Nunca vi coisa mais desnecessária do que esses tais de piercings no nariz, por todos os cantos da orelha, no umbigo, na língua e em outros lugares estranhos do corpo, mas é moda e tem até pai que aconselha sua filha colocar uma pequena joia bem na retina do olho. Ora, se coloca dentro da boca pode colocar em qualquer lugar. Não acho que isso seja útil em nada, que tenha algum proveito, que sirva de ornamento para embelezar o corpo. De jeito nenhum. O que sei é que pode causar sérias infecções e lesões e até atentar contra a vida das pessoas. Já pensou se alguém se engasga depois de beijar uma dessas gatinhas com metais pela língua? Morreu de que? De joia. De joia? Engasgado com o piercing da namorada que desprendeu e foi parar na goela do seu gatinho.
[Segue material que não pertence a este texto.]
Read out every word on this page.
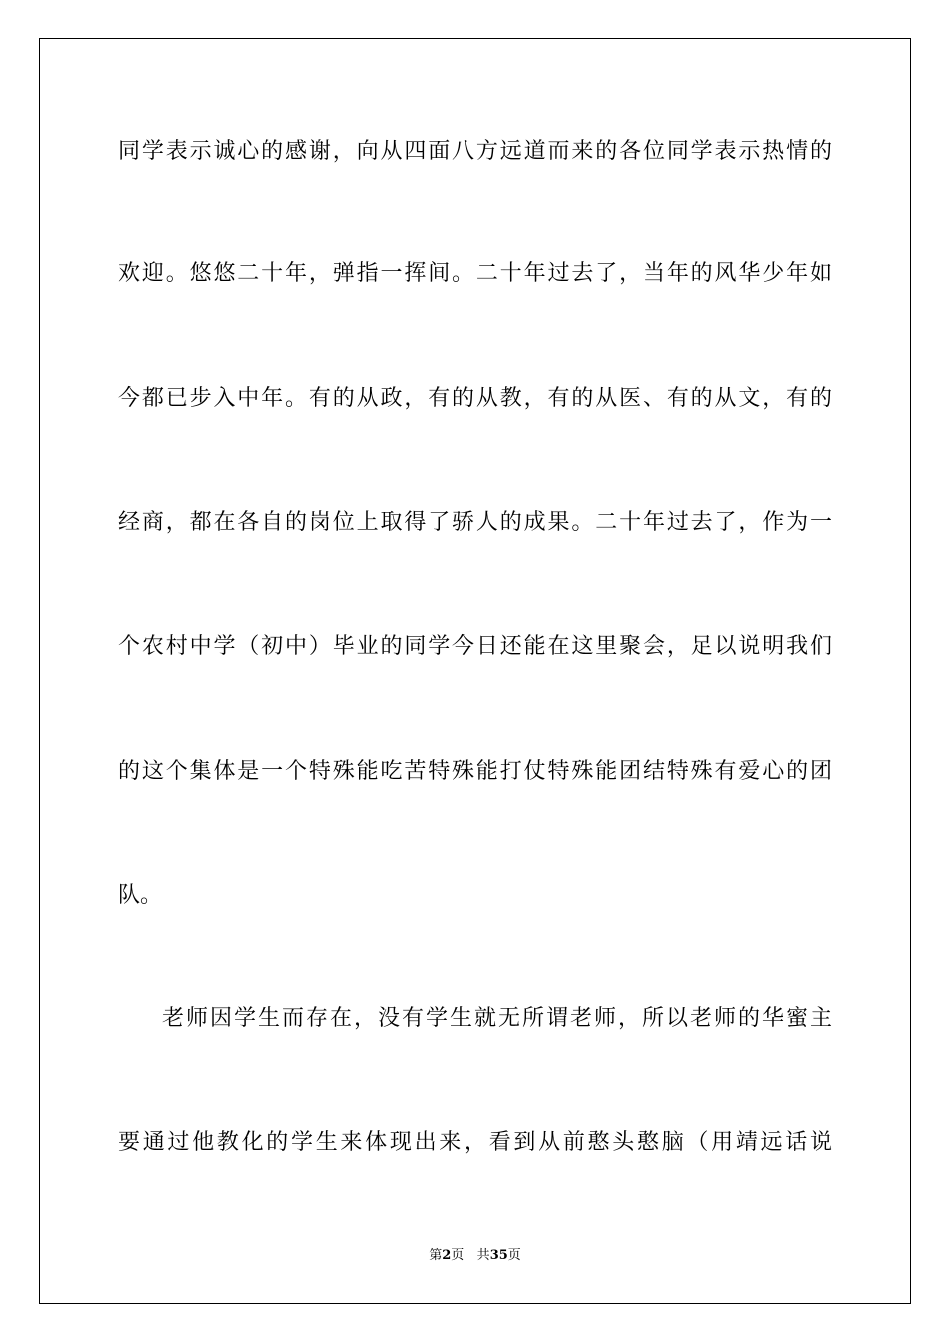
同学表示诚心的感谢，向从四面八方远道而来的各位同学表示热情的
欢迎。悠悠二十年，弹指一挥间。二十年过去了，当年的风华少年如
今都已步入中年。有的从政，有的从教，有的从医、有的从文，有的
经商，都在各自的岗位上取得了骄人的成果。二十年过去了，作为一
个农村中学（初中）毕业的同学今日还能在这里聚会，足以说明我们
的这个集体是一个特殊能吃苦特殊能打仗特殊能团结特殊有爱心的团
队。
老师因学生而存在，没有学生就无所谓老师，所以老师的华蜜主
要通过他教化的学生来体现出来，看到从前憨头憨脑（用靖远话说
第2页 共35页
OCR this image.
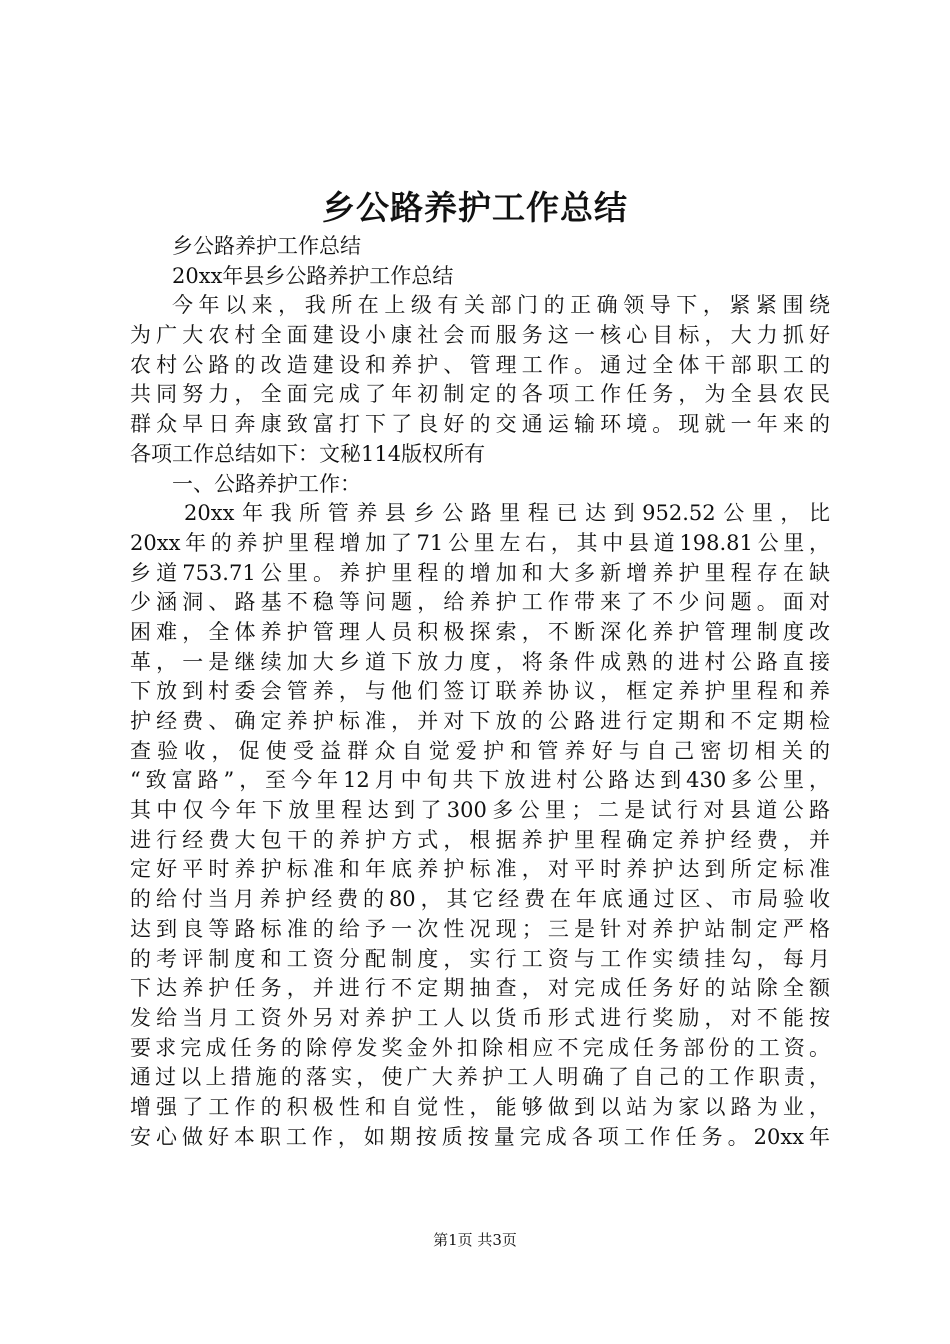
乡公路养护工作总结
乡公路养护工作总结
20xx年县乡公路养护工作总结
今年以来，我所在上级有关部门的正确领导下，紧紧围绕
为广大农村全面建设小康社会而服务这一核心目标，大力抓好
农村公路的改造建设和养护、管理工作。通过全体干部职工的
共同努力，全面完成了年初制定的各项工作任务，为全县农民
群众早日奔康致富打下了良好的交通运输环境。现就一年来的
各项工作总结如下：文秘114版权所有
一、公路养护工作：
20xx年我所管养县乡公路里程已达到952.52公里，比
20xx年的养护里程增加了71公里左右，其中县道198.81公里，
乡道753.71公里。养护里程的增加和大多新增养护里程存在缺
少涵洞、路基不稳等问题，给养护工作带来了不少问题。面对
困难，全体养护管理人员积极探索，不断深化养护管理制度改
革，一是继续加大乡道下放力度，将条件成熟的进村公路直接
下放到村委会管养，与他们签订联养协议，框定养护里程和养
护经费、确定养护标准，并对下放的公路进行定期和不定期检
查验收，促使受益群众自觉爱护和管养好与自己密切相关的
“致富路”，至今年12月中旬共下放进村公路达到430多公里，
其中仅今年下放里程达到了300多公里；二是试行对县道公路
进行经费大包干的养护方式，根据养护里程确定养护经费，并
定好平时养护标准和年底养护标准，对平时养护达到所定标准
的给付当月养护经费的80，其它经费在年底通过区、市局验收
达到良等路标准的给予一次性况现；三是针对养护站制定严格
的考评制度和工资分配制度，实行工资与工作实绩挂勾，每月
下达养护任务，并进行不定期抽查，对完成任务好的站除全额
发给当月工资外另对养护工人以货币形式进行奖励，对不能按
要求完成任务的除停发奖金外扣除相应不完成任务部份的工资。
通过以上措施的落实，使广大养护工人明确了自己的工作职责，
增强了工作的积极性和自觉性，能够做到以站为家以路为业，
安心做好本职工作，如期按质按量完成各项工作任务。20xx年
第1页 共3页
Podem dizer o contrário, mas é pura babaquice esse negócio de querer andar por aí feito marinheiro com o corpo repleto de tatuagens. Não sei de onde essas pessoas tiraram essa ideia de que ser ridículo é bonito, de que ter o corpo marcado feito bicho é louvável, de que encobrir a beleza pura do corpo é agradável. Os marinheiros tinham os seus motivos de mar e solidão tempestuosos, mas a mocinha bonita encher suas costas e quadris com figuras, setas e nomes não parece ser uma opção responsável. Os pais devem ser marinheiros ou a própria mocinha deve querer singrar nas águas revoltosas da realidade perdida. Não só mocinhas e mocinhos, como também pessoas já com idade de pensar em coisas mais importantes do que dragões cuspindo fogo ou corações flechados pelo amor desfeito. Marginal gosta muito disso, viciado também, e uma fulana com mais de quarenta anos, que pensa que é da onda, vive de minissaia, de cabelo vermelho-caipora e um Shrek tauado próximo à genitália. Ouvi dizer, nunca vi...
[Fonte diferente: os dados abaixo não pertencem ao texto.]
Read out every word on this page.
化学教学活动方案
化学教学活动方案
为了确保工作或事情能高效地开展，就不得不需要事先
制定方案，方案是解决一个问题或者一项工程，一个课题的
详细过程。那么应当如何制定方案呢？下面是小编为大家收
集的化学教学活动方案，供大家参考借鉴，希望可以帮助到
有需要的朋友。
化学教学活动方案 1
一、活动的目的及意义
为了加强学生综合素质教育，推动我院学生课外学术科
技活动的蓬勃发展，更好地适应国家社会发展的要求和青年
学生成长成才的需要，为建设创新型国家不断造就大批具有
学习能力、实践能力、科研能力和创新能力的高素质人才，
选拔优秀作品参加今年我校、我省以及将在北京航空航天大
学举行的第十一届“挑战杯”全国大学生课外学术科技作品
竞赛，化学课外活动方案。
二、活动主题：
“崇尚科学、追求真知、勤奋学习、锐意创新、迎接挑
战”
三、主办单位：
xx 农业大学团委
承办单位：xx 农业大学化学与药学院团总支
Voltando ao gosto por cuscuz com feijão ou mariola com uísque, só posso dizer que deve ser muito bom. Como também são maravilhosas aquelas músicas baianas tocadas no mais alto dos sons, na mala aberta do carro parado bem em frente à sua casa, como se os seus ouvidos estivessem dispostos a se acostumar com o que não presta.
Vou contar um segredo, e que fique somente entre a gente: já li muito livrinho com história de faroeste, uma vez cismei de escrever poesia e continuei rabiscando, gosto de assistir Chaves e de comer sarapatel. Mas também gosto de Clemilda e de Tchaikovski, de Chico César e de Debussy, de Jorge Amado e de Cervantes, de Cecília Meireles e de Florbela Espanca, gosto de pessoas e de Pessoa, gosto do dia e da noite, do sol e da chuva, gosto de todo mundo e adoro você...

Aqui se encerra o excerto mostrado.